Ardından araç sertifikalı olmalı, EAC teknik düzenlemelerine Uygunluk Beyanı almalı veya devlet kayıtlarına başvurmalıdır - örneğin, zorunlu olan çocuklar için fonlar. Bu işlem birkaç ay sürer. Kayıt sürecinde, ürün toksikolojik, klinik, fiziko-kimyasal, mikrobiyolojik testlerden geçer. Dahası tasarım düşünülmüş, paketleme yapılmıştır. Sonunda, seri üretim başlar: teknoloji uzmanları görevi tedarik departmanına geçirir, bileşenleri satın alırlar. Üretimde, kalite departmanı her partinin hammaddesi, ambalajı ve nihai ürününün kalitesini ve her teslimatı izler. Fiziko-kimyasal ve mikrobiyolojik göstergeleri kontrol eder. Şirket, üretim sürecini bir tarafa verirse, ilgilenen kişilerin bütünlüğü önemlidir - en çok kaliteyi ortak üretici tarafından takip edilir.
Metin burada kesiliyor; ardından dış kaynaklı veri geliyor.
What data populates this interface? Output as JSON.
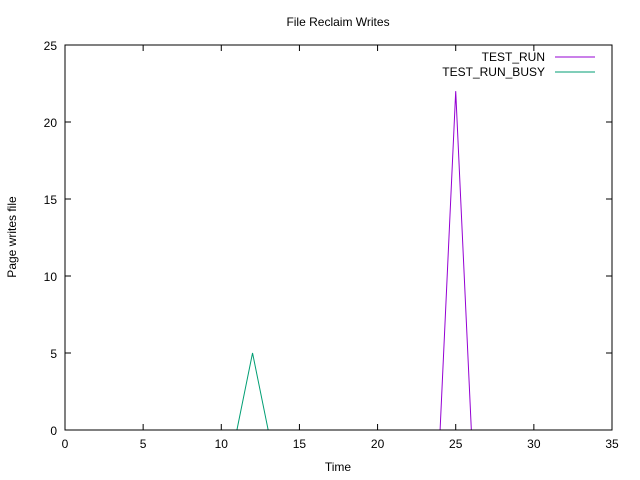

Dökme kozmetik - her zaman risklerin en aza indirgendiği düzenli üretimin sonucudur. Güçlü ve göze çarpan bir etkiye sahip kozmetik oluşturma görevini koyan markalar var, ancak bu evin yakınındaki dükkanda bulunmuyor - kozmetik uzmanı tarafından önerilmesi daha olası. Başka bir soru da, bu tür fonlara herkesin ihtiyaç duymadığı ve her zaman ihtiyaç olmadığıdır. Çok ucuz bir krem ​​bile, basitçe nemlendirme ve cilt koruma ile başa çıkabilir, kesinlikle kullanımı güvenli olan birçok ucuz etken bileşen bulunduğundan söz etmez.